Supercapacitive properties of composite obtained after different reaction times (1, 4, and 8 h). (a) CV curves recorded in 4 M NaOH solution at 20 mV · s-1; (b) corresponding specific capacitance as a function of scan rate; (c) charging-discharging curves at 1 A · g-1current density; (d) corresponding specific capacitance as a function of current density.

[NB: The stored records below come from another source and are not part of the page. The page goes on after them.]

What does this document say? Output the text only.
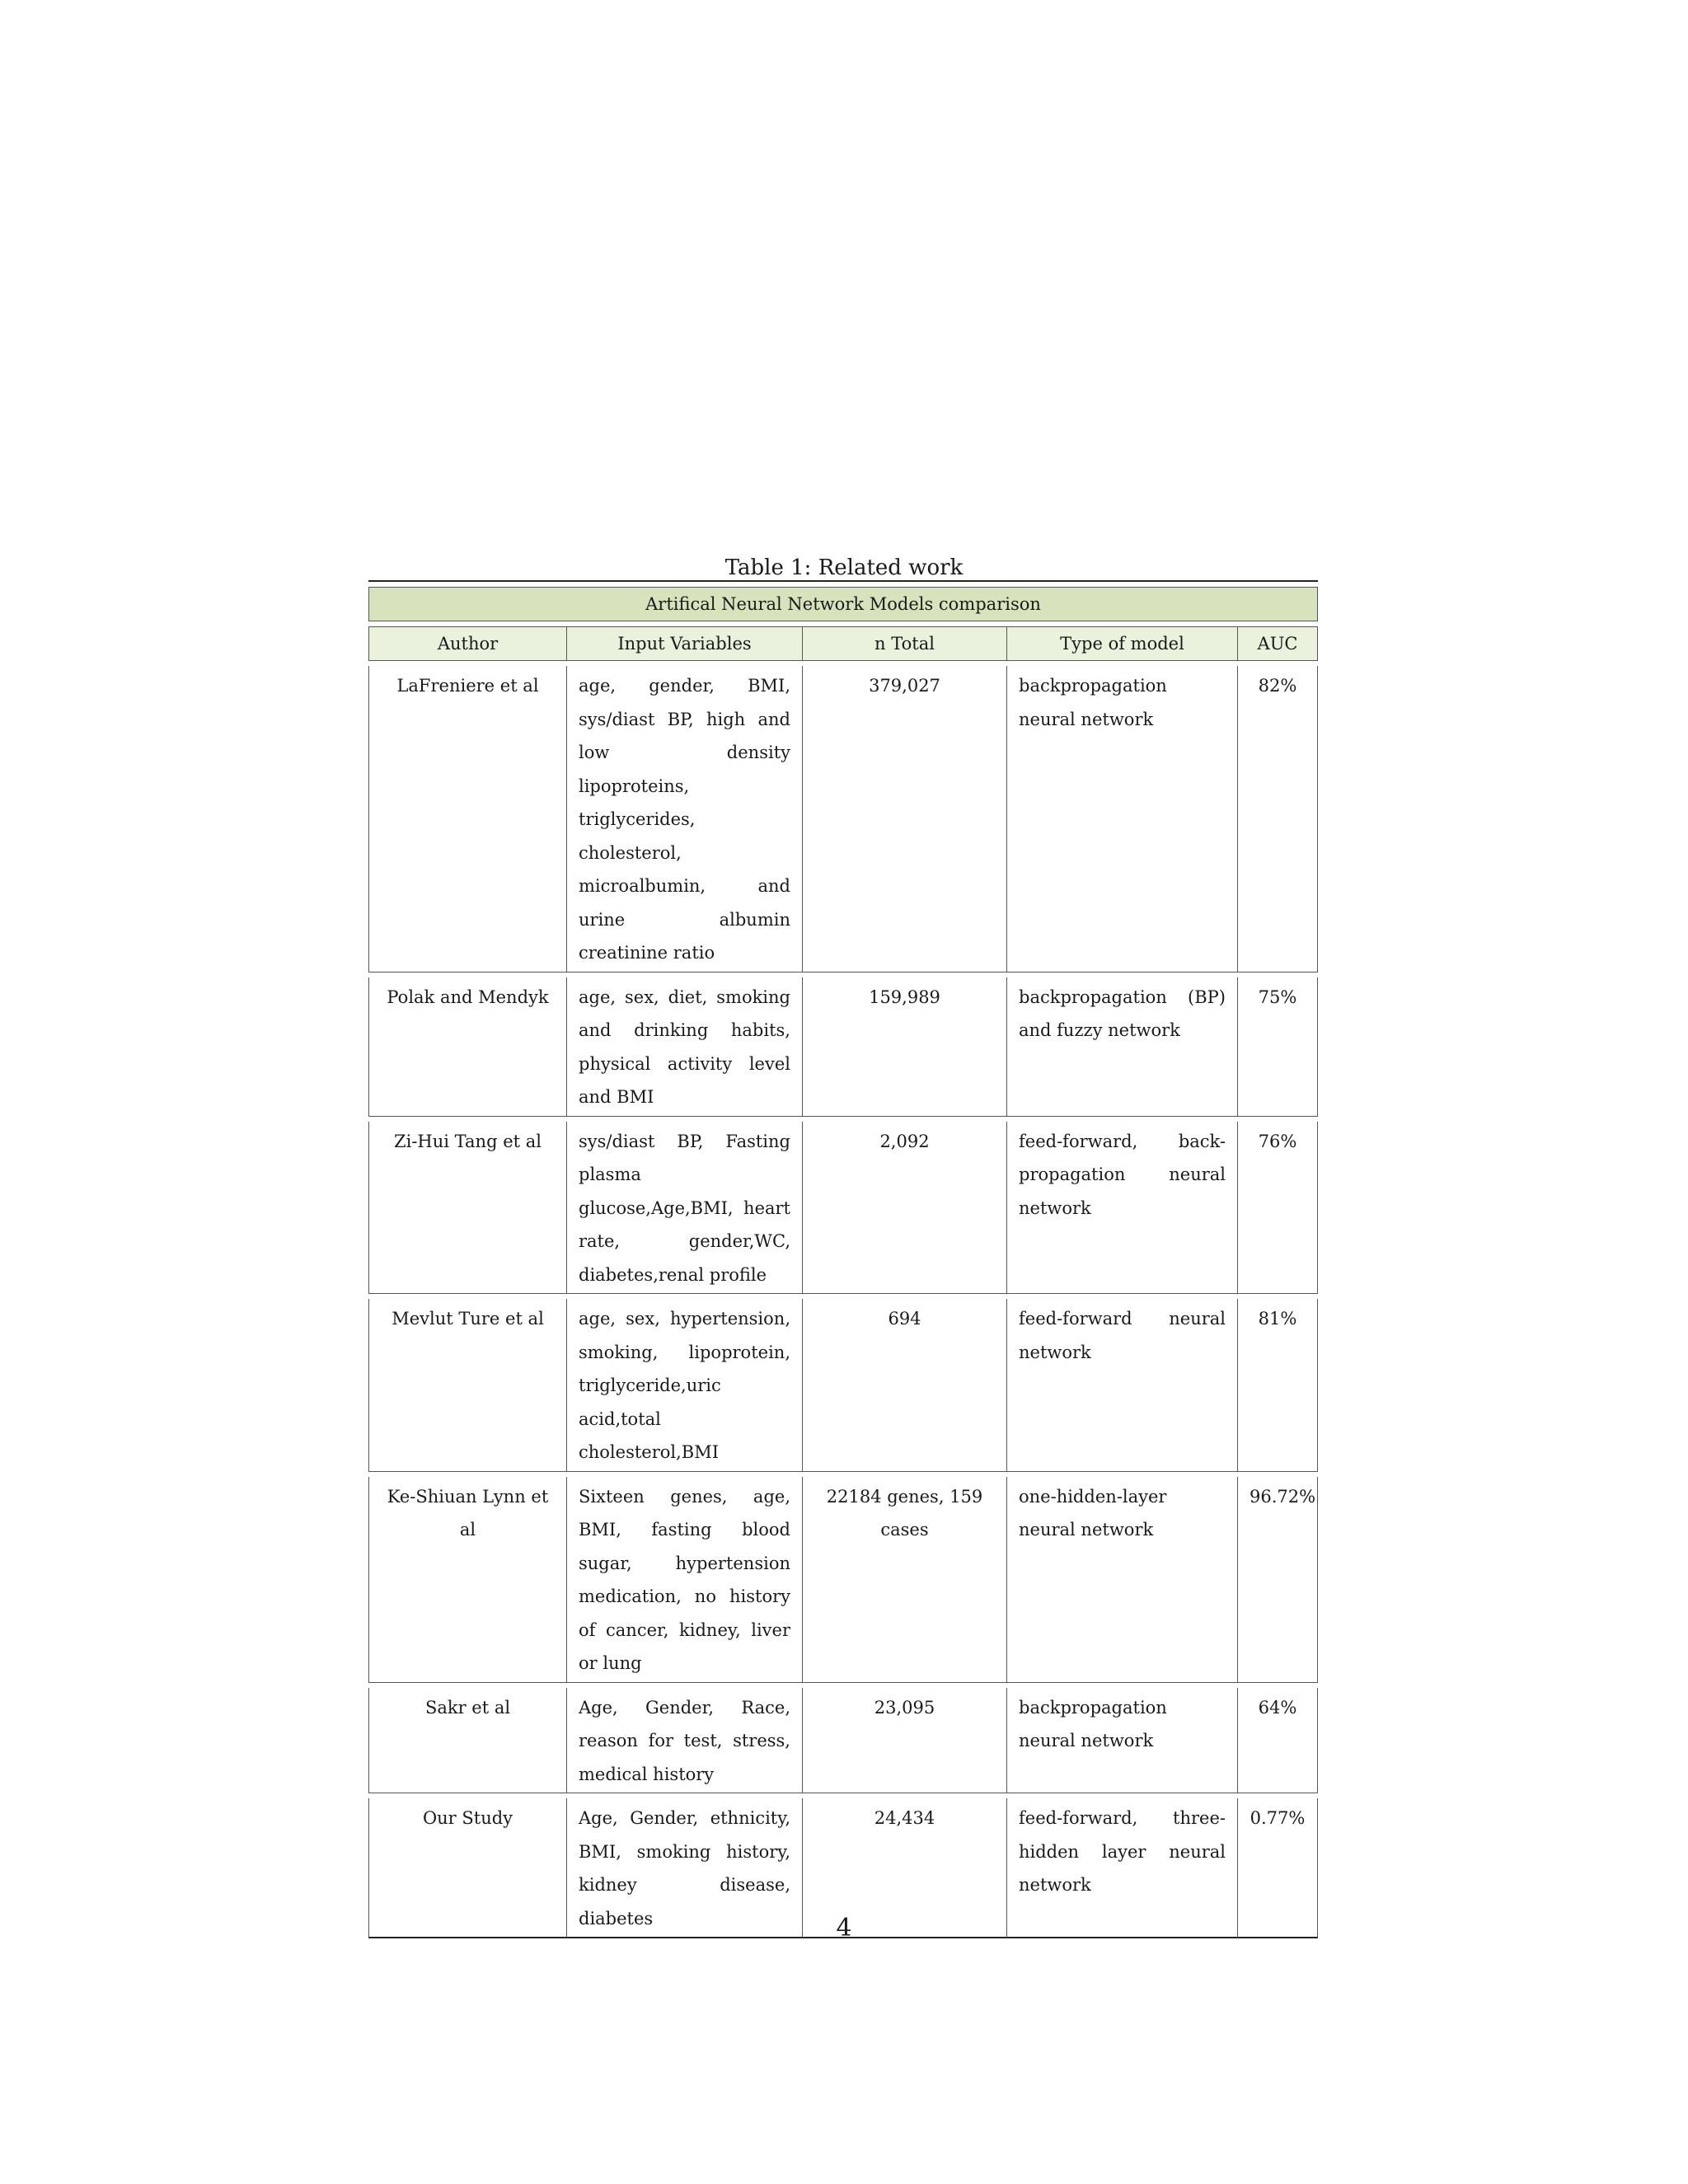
Table 1: Related work

Artifical Neural Network Models comparison				

Author	Input Variables	n Total	Type of model	AUC

LaFreniere et al	age, gender, BMI, sys/diast BP, high and low density lipoproteins, triglycerides, cholesterol, microalbumin, and urine albumin creatinine ratio	379,027	backpropagation neural network	82%

Polak and Mendyk	age, sex, diet, smoking and drinking habits, physical activity level and BMI	159,989	backpropagation (BP) and fuzzy network	75%

Zi-Hui Tang et al	sys/diast BP, Fasting plasma glucose,Age,BMI, heart rate, gender,WC, diabetes,renal profile	2,092	feed-forward, back-propagation neural network	76%

Mevlut Ture et al	age, sex, hypertension, smoking, lipoprotein, triglyceride,uric acid,total cholesterol,BMI	694	feed-forward neural network	81%

Ke-Shiuan Lynn et al	Sixteen genes, age, BMI, fasting blood sugar, hypertension medication, no history of cancer, kidney, liver or lung	22184 genes, 159 cases	one-hidden-layer neural network	96.72%

Sakr et al	Age, Gender, Race, reason for test, stress, medical history	23,095	backpropagation neural network	64%

Our Study	Age, Gender, ethnicity, BMI, smoking history, kidney disease, diabetes	24,434	feed-forward, three-hidden layer neural network	0.77%
4
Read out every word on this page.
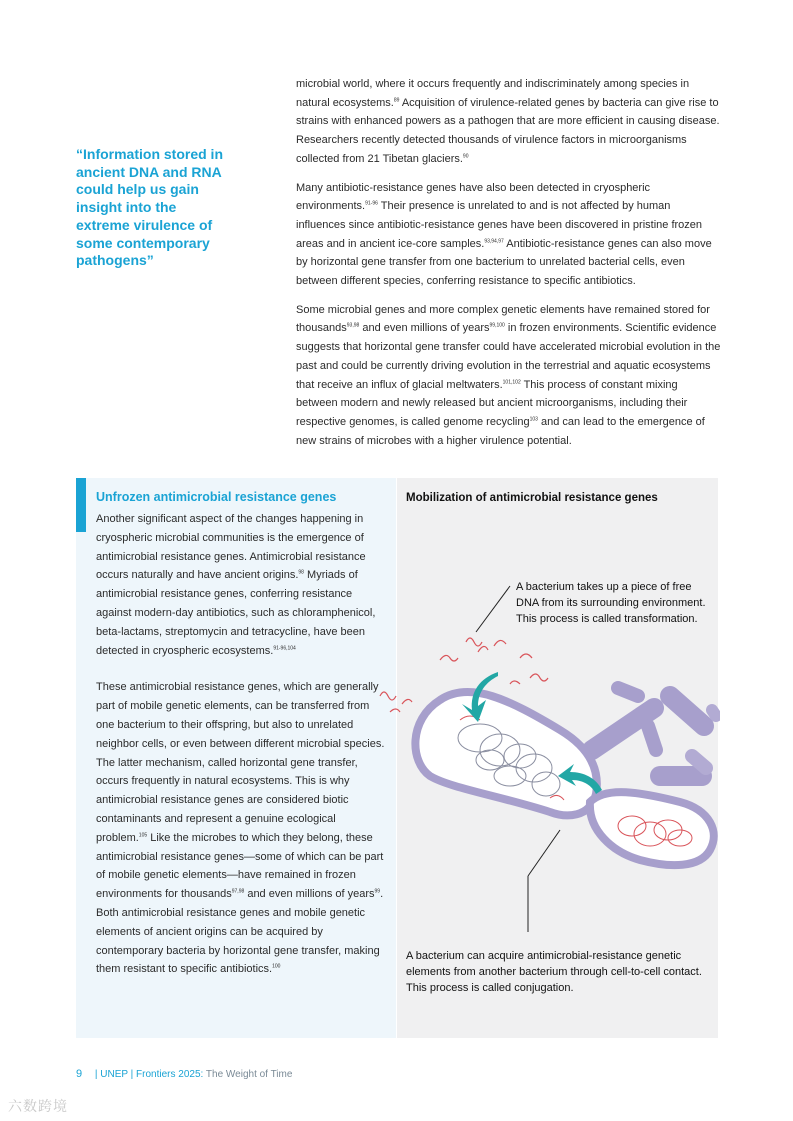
microbial world, where it occurs frequently and indiscriminately among species in natural ecosystems.$^{89}$ Acquisition of virulence-related genes by bacteria can give rise to strains with enhanced powers as a pathogen that are more efficient in causing disease. Researchers recently detected thousands of virulence factors in microorganisms collected from 21 Tibetan glaciers.$^{90}$

Many antibiotic-resistance genes have also been detected in cryospheric environments.$^{91-96}$ Their presence is unrelated to and is not affected by human influences since antibiotic-resistance genes have been discovered in pristine frozen areas and in ancient ice-core samples.$^{93,94,97}$ Antibiotic-resistance genes can also move by horizontal gene transfer from one bacterium to unrelated bacterial cells, even between different species, conferring resistance to specific antibiotics.

Some microbial genes and more complex genetic elements have remained stored for thousands$^{93,98}$ and even millions of years$^{99,100}$ in frozen environments. Scientific evidence suggests that horizontal gene transfer could have accelerated microbial evolution in the past and could be currently driving evolution in the terrestrial and aquatic ecosystems that receive an influx of glacial meltwaters.$^{101,102}$ This process of constant mixing between modern and newly released but ancient microorganisms, including their respective genomes, is called genome recycling$^{103}$ and can lead to the emergence of new strains of microbes with a higher virulence potential.

“Information stored in ancient DNA and RNA could help us gain insight into the extreme virulence of some contemporary pathogens”
Unfrozen antimicrobial resistance genes

Another significant aspect of the changes happening in cryospheric microbial communities is the emergence of antimicrobial resistance genes. Antimicrobial resistance occurs naturally and have ancient origins.$^{98}$ Myriads of antimicrobial resistance genes, conferring resistance against modern-day antibiotics, such as chloramphenicol, beta-lactams, streptomycin and tetracycline, have been detected in cryospheric ecosystems.$^{91-96,104}$

These antimicrobial resistance genes, which are generally part of mobile genetic elements, can be transferred from one bacterium to their offspring, but also to unrelated neighbor cells, or even between different microbial species. The latter mechanism, called horizontal gene transfer, occurs frequently in natural ecosystems. This is why antimicrobial resistance genes are considered biotic contaminants and represent a genuine ecological problem.$^{105}$ Like the microbes to which they belong, these antimicrobial resistance genes—some of which can be part of mobile genetic elements—have remained in frozen environments for thousands$^{97,98}$ and even millions of years$^{99}$. Both antimicrobial resistance genes and mobile genetic elements of ancient origins can be acquired by contemporary bacteria by horizontal gene transfer, making them resistant to specific antibiotics.$^{100}$

Mobilization of antimicrobial resistance genes
A bacterium takes up a piece of free DNA from its surrounding environment. This process is called transformation.
A bacterium can acquire antimicrobial-resistance genetic elements from another bacterium through cell-to-cell contact. This process is called conjugation.
9 | UNEP | Frontiers 2025: The Weight of Time
六数跨境
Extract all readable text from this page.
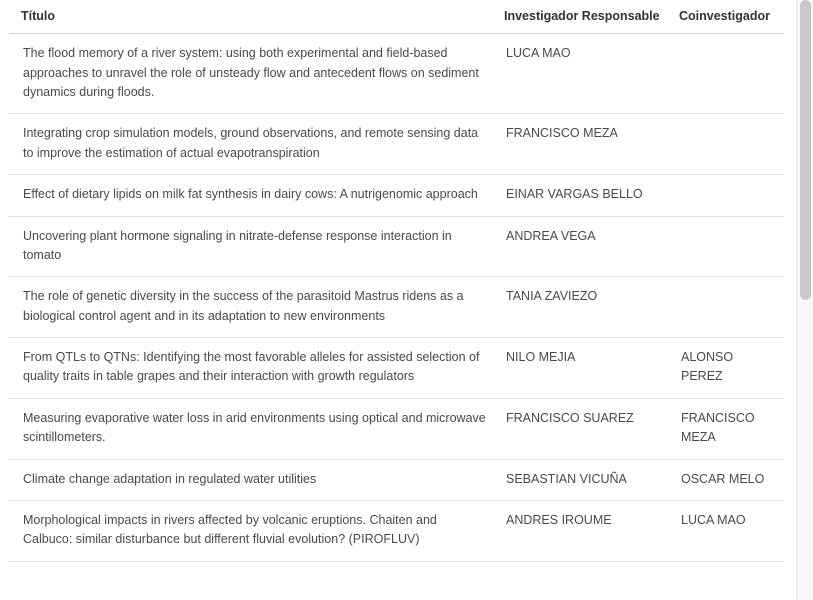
Título	Investigador Responsable	Coinvestigador
The flood memory of a river system: using both experimental and field-based approaches to unravel the role of unsteady flow and antecedent flows on sediment dynamics during floods.	LUCA MAO	
Integrating crop simulation models, ground observations, and remote sensing data to improve the estimation of actual evapotranspiration	FRANCISCO MEZA	
Effect of dietary lipids on milk fat synthesis in dairy cows: A nutrigenomic approach	EINAR VARGAS BELLO	
Uncovering plant hormone signaling in nitrate-defense response interaction in tomato	ANDREA VEGA	
The role of genetic diversity in the success of the parasitoid Mastrus ridens as a biological control agent and in its adaptation to new environments	TANIA ZAVIEZO	
From QTLs to QTNs: Identifying the most favorable alleles for assisted selection of quality traits in table grapes and their interaction with growth regulators	NILO MEJIA	ALONSO PEREZ
Measuring evaporative water loss in arid environments using optical and microwave scintillometers.	FRANCISCO SUAREZ	FRANCISCO MEZA
Climate change adaptation in regulated water utilities	SEBASTIAN VICUÑA	OSCAR MELO
Morphological impacts in rivers affected by volcanic eruptions. Chaiten and Calbuco: similar disturbance but different fluvial evolution? (PIROFLUV)	ANDRES IROUME	LUCA MAO
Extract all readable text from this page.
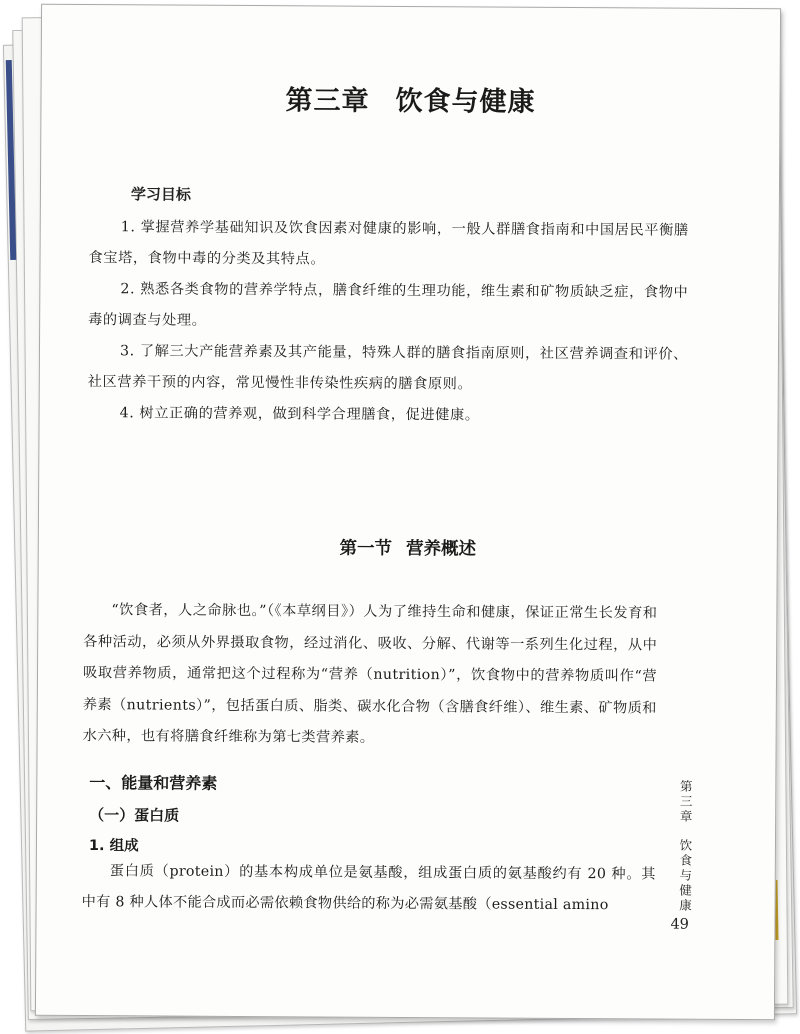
第三章 饮食与健康
学习目标
1. 掌握营养学基础知识及饮食因素对健康的影响，一般人群膳食指南和中国居民平衡膳食宝塔，食物中毒的分类及其特点。
2. 熟悉各类食物的营养学特点，膳食纤维的生理功能，维生素和矿物质缺乏症，食物中毒的调查与处理。
3. 了解三大产能营养素及其产能量，特殊人群的膳食指南原则，社区营养调查和评价、社区营养干预的内容，常见慢性非传染性疾病的膳食原则。
4. 树立正确的营养观，做到科学合理膳食，促进健康。
第一节 营养概述

“饮食者，人之命脉也。”（《本草纲目》）人为了维持生命和健康，保证正常生长发育和各种活动，必须从外界摄取食物，经过消化、吸收、分解、代谢等一系列生化过程，从中吸取营养物质，通常把这个过程称为“营养（nutrition）”，饮食物中的营养物质叫作“营养素（nutrients）”，包括蛋白质、脂类、碳水化合物（含膳食纤维）、维生素、矿物质和水六种，也有将膳食纤维称为第七类营养素。

一、能量和营养素
（一）蛋白质
1. 组成

蛋白质（protein）的基本构成单位是氨基酸，组成蛋白质的氨基酸约有 20 种。其中有 8 种人体不能合成而必需依赖食物供给的称为必需氨基酸（essential amino

第三章
饮食与健康

49
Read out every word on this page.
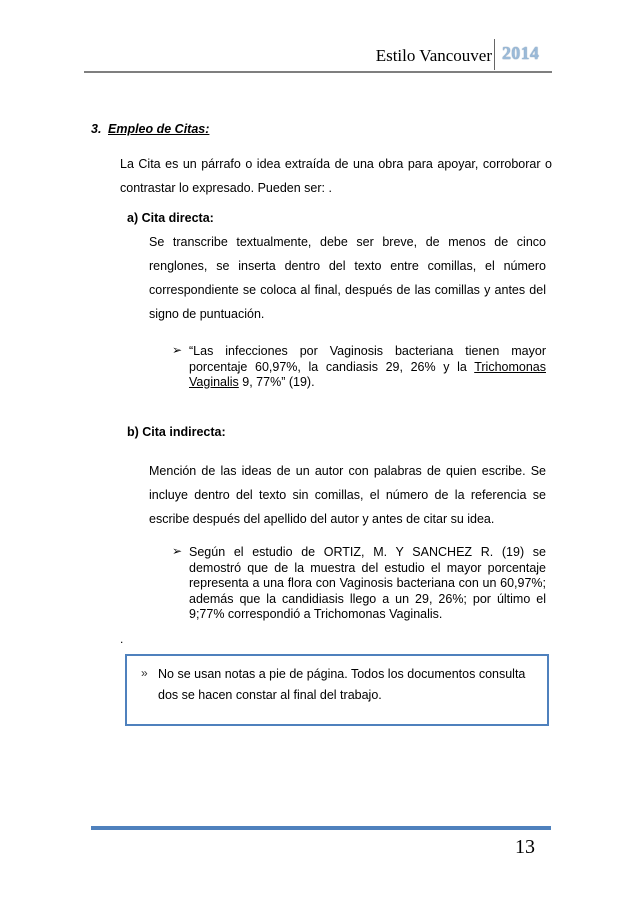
Estilo Vancouver 2014
3. Empleo de Citas:
La Cita es un párrafo o idea extraída de una obra para apoyar, corroborar o contrastar lo expresado. Pueden ser: .
a) Cita directa:
Se transcribe textualmente, debe ser breve, de menos de cinco renglones, se inserta dentro del texto entre comillas, el número correspondiente se coloca al final, después de las comillas y antes del signo de puntuación.
➢ “Las infecciones por Vaginosis bacteriana tienen mayor porcentaje 60,97%, la candiasis 29, 26% y la Trichomonas Vaginalis 9, 77%” (19).
b) Cita indirecta:
Mención de las ideas de un autor con palabras de quien escribe. Se incluye dentro del texto sin comillas, el número de la referencia se escribe después del apellido del autor y antes de citar su idea.
➢ Según el estudio de ORTIZ, M. Y SANCHEZ R. (19) se demostró que de la muestra del estudio el mayor porcentaje representa a una flora con Vaginosis bacteriana con un 60,97%; además que la candidiasis llego a un 29, 26%; por último el 9;77% correspondió a Trichomonas Vaginalis.
.
» No se usan notas a pie de página. Todos los documentos consulta dos se hacen constar al final del trabajo.
13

Electrochemical capacitance of Mn3O4/Ni plate electrode- comparison with Mn3O4/Ni foam

As is known, the substrate is important to pseudocapacitor electrode materials. To investigate the electrochemical capacitance of the composite as a function of the substrate, control experiment was conducted using the Ni plate instead of the Ni foam for Mn3O4 growth under the same condition. Figure 8a shows the charging-discharging curves of the Mn3O4/Ni plate measured at different current densities. Compared with the curve in Figure 4b, the decrease in the charging time represents the lower capacitance of the Mn3O4/Ni plate. The specific capacitances of the Mn3O4/Ni plate are 27, 24, 21, and 19.6 F · g-1 at 0.5, 1, 2, and 3 A · g-1, respectively (Figure 8b). The specific capacitance of the Mn3O4/Ni foam is more than 10 times higher than that of the Mn3O4/Ni plate. The Ni foam substrate with microholes and zigzag flow channels results in excellent mass transport property and large surface area per unit volume of the electrode.

Figure 8
figure 8

Charging-discharging curves of Mn 3 O 4 /Ni plate electrode (a) and corresponding specific capacitancesas a function of current density (b). (a) Curves are measured at different current densities.


A facile one-step hydrothermal method was successfully developed to synthesize Mn3O4 nanorods on Ni foam. The complete absence of any surfactant enabled the product to have high purity. The formation process was proposed to include the dissolution of nanosheets, followed by the formation of uniform nanorods. The obtained Mn3O4 nanorods have diameters of about 100 nm and lengths of 2 to 3 μm. A high specific capacitance of 263 F · g-1 has been achieved for the Mn3O4/Ni foam at 1 A · g-1, which is higher than that of the Mn3O4 composite on other substrates. Porosity may enhance the electrolyte/Mn3O4 contact area and shorten the electrolyte diffusion length in the nanostructures. The cost-effective fabrication and remarkably high specific capacitance provide great potential for this type of hybrid nanostructure to be used as an active electrode for supercapacitor application.